The Chinese regime dismissed an official who posted on social media about the sufferings of Xi’an residents under its strict COVID-19 rules, and criticized the city’s handling of the outbreak.
However, the official’s post was designated as a rumor, removed from the internet, and censored by the regime.
“After studying, we decided to dismiss Song Wentao from the position of deputy director of the Organization Department of the Grass-roots Construction Division,” the All-China Federation of Returned Overseas Chinese (ACFROC) announced on Jan. 6.
The ACFROC is a key organ of the Chinese regime’s United Front Work Department, whose role is influencing elite individuals and organizations inside and outside China to support the regime.

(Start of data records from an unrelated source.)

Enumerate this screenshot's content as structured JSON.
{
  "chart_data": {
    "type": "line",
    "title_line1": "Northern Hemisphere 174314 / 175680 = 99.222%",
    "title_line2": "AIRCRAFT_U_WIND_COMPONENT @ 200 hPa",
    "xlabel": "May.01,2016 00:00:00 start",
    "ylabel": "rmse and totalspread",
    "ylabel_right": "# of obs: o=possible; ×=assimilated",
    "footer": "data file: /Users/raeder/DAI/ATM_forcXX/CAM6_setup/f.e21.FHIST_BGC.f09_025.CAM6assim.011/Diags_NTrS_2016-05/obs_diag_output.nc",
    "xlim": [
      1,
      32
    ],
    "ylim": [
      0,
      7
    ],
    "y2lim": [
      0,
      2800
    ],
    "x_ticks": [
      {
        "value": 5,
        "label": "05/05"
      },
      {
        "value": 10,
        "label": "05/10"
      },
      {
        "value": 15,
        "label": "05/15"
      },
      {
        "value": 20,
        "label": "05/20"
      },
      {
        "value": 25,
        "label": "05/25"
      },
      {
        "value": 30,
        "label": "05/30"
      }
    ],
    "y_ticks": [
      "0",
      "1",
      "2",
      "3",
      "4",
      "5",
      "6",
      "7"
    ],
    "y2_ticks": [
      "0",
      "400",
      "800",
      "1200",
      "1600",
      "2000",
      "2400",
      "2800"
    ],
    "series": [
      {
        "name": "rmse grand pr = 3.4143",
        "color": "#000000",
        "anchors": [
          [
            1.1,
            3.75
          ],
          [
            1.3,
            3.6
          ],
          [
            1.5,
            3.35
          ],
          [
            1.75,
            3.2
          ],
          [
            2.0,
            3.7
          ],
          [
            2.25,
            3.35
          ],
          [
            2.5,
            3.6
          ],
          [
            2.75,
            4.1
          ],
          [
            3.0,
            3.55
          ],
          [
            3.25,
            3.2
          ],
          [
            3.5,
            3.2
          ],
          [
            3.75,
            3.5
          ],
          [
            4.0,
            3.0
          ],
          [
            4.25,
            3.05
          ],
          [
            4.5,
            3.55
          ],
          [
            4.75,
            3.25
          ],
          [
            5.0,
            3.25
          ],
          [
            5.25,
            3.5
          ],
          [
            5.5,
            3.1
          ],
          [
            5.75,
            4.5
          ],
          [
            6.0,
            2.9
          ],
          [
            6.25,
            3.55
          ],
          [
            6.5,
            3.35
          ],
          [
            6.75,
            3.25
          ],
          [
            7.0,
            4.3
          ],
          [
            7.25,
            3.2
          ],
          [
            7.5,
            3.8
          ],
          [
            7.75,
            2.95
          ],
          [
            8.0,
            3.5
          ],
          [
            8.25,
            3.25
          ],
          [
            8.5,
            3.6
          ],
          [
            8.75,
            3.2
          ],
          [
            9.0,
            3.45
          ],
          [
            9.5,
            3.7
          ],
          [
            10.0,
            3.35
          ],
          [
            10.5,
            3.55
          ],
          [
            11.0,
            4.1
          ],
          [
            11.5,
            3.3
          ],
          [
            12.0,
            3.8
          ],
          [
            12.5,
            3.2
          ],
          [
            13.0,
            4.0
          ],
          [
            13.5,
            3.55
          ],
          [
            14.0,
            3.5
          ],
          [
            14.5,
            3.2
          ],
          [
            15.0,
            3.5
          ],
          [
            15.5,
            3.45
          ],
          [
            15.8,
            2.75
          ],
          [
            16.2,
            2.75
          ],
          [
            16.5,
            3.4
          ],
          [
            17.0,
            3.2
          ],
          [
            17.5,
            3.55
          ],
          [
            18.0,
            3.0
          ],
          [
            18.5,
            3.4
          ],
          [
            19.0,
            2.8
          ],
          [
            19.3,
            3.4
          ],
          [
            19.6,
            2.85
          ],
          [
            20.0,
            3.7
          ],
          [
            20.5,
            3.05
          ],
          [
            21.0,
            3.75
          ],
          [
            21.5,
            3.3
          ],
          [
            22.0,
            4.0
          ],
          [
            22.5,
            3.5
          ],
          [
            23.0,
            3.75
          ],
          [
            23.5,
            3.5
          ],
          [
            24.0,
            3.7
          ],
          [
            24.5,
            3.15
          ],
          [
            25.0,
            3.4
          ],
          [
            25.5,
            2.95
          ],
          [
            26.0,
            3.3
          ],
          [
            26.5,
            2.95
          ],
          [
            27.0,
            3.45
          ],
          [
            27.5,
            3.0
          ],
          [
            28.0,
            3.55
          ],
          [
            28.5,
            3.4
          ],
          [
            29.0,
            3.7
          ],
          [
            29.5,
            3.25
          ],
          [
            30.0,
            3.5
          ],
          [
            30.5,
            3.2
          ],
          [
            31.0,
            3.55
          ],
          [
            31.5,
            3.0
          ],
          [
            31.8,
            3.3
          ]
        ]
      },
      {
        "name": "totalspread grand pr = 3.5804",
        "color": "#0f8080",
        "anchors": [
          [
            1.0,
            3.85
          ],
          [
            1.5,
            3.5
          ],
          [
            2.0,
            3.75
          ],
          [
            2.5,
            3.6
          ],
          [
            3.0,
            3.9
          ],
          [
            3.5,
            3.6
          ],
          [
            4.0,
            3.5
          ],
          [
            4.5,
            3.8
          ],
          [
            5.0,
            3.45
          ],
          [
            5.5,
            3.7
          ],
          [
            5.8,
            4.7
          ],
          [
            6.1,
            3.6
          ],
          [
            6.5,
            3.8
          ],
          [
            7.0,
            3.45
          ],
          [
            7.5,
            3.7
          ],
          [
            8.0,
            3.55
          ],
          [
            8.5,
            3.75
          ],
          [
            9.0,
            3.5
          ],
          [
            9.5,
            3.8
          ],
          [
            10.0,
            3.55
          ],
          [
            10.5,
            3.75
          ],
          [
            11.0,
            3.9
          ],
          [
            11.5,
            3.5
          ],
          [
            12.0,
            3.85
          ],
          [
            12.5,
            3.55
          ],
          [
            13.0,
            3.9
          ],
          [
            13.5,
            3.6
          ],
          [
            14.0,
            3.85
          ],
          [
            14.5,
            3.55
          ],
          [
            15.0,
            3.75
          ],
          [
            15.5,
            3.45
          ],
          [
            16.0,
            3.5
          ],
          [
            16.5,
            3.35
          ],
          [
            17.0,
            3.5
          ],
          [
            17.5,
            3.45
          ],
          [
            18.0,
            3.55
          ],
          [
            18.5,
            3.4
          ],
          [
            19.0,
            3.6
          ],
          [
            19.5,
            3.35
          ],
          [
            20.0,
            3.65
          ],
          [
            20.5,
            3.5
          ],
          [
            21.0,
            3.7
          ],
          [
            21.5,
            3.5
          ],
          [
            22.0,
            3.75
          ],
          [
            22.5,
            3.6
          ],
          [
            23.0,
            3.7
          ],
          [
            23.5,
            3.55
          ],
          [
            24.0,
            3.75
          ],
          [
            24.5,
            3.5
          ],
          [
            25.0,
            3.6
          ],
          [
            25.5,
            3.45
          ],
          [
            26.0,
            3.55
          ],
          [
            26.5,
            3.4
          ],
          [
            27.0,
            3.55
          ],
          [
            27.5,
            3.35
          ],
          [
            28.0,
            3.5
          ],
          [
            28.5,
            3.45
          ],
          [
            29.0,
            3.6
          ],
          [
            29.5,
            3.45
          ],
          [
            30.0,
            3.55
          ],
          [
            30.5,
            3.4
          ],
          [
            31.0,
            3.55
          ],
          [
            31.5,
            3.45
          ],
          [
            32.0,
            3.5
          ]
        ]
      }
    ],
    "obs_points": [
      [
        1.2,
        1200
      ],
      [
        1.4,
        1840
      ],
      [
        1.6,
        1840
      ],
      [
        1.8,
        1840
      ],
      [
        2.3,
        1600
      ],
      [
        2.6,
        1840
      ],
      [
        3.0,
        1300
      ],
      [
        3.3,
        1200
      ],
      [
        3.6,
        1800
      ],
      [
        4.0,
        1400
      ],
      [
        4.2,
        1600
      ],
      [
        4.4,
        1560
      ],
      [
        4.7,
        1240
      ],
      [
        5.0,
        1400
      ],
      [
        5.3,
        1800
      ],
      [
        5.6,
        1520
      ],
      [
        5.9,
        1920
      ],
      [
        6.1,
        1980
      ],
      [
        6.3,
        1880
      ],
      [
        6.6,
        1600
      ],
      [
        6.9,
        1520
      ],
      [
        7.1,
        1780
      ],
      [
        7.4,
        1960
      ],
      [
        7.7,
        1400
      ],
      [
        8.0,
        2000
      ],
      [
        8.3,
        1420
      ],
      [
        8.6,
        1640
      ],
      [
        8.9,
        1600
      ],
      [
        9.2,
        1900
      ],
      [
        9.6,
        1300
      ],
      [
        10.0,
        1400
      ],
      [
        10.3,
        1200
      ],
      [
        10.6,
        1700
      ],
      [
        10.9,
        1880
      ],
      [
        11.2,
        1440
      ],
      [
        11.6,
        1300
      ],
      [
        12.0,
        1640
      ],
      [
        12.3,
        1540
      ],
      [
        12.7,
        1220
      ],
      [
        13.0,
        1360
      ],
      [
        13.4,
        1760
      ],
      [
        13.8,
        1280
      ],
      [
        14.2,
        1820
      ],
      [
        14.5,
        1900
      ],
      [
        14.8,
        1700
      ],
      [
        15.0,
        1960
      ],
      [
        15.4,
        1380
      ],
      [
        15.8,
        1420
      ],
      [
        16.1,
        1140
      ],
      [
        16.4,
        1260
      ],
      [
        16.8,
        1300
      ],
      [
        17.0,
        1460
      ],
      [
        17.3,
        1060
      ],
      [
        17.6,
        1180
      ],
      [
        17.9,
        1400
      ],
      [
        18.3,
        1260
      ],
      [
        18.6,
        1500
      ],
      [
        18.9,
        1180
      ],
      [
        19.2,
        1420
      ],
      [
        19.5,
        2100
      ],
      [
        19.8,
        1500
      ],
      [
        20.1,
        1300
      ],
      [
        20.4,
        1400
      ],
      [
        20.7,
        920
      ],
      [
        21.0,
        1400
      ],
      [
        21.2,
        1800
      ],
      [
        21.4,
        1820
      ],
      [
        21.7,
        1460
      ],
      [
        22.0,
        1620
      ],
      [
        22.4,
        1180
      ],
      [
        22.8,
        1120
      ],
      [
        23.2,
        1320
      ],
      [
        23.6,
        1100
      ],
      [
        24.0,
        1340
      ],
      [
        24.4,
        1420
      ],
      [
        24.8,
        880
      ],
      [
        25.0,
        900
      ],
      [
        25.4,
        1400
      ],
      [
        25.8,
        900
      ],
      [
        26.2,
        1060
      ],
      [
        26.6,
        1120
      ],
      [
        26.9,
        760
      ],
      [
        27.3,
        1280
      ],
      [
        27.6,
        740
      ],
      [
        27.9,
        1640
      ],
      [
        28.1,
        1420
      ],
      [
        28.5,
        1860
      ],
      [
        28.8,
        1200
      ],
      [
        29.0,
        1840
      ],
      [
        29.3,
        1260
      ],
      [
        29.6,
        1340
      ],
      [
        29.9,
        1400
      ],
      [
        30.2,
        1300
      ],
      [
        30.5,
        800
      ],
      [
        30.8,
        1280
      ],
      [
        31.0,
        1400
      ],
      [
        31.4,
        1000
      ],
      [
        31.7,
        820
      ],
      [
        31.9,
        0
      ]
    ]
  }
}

Song, as a senior official from ACFROC, used to visit different Chinese cities to check their performance in reintegrating Chinese people who returned from overseas.
Shaanxi Provincial Network Reporting Center’s notification on Jan. 4 explained the reason for Song’s dismissal.
“The account Qingfengmingyue Lou posted an article headlined ‘Xi’an people’s sorrows: why some of them fled Xi’an even risked their lives and broke the law’ on WeChat on Jan. 2,” The center announced. “The account is held by Song Wentao.”
The center claimed that Song’s post collected people’s complaints online, “ignoring all the residents’ efforts against the epidemic.”
Although the center said what Song posted isn’t true, Xi’an residents and announcements by local police confirmed the cases that Song detailed in his post.
“Xi’an residents are worried about death from sickness and hunger, rather than COVID-19,” Song concluded in his post.
“Without supplements and GPS, [the 31-year-old man] walked eight days and nights, climbed over the vast mountains, waded through the icy rivers, entered Yangtze River Basin from Yellow River Basin, and crossed the Qinling—the line separated north and south in China,” Song wrote.
The man Song mentioned is from a rural area in Ankang city in southern Shaanxi, where people eat the food they plant. In Xi’an, the man rented a room in a village close to Xianyang Airport and made a living by selling clothes at a street vendor stand.
After the city was locked down, the man couldn’t make any money but needed to buy food and pay rent. He decided to go home although there’s no public transportation and checkpoints to prevent people from traveling at every village and township.
The man left his rented room on Dec. 16 and was detained by police in Ningshan County on Dec. 24, about 75 miles away from the airport. During the eight days, he only took naps in the early afternoons when there’s sunshine. All other times, he kept on walking because it was too cold to sleep.
Song lamented the hardships sufferred by medical workers who performed the tests on streets in Xi’an. “After a snow, the wind was big and cold. The medical workers on the streets had to spray disinfection between tests. Almost all their hands were blue because of the cold.”
Song criticized the Xi’an officials who strictly banned people from helping each other as the officials used the opportunity to earn money. He listed examples:
A vegetable dealer found a way to purchase and ship vegetables to the residential compound where she lives, but the guards in the compound didn’t allow her to sell. The Xi'an government arranged guards in each residential compound to prevent residents from leaving their homes. At the same time, it ordered all residents to only buy vegetables from an untrustworthy company. Song shared the company’s advertisement that showed the price of a box of vegetables was 438 yuan ($69).
“An ordinary official knows the Chinese Communist Party’s (CCP) rules very well. They don’t dare to say the things which might anger the regime, not to mention the dismissed official is a senior official,” U.S.-based China affair commentator Tang Jingyuan told The Epoch Times on Jan. 8. “Even a self-censored official is dismissed because of an online post, you can imagine how tightly the Chinese regime controls people’s speech.”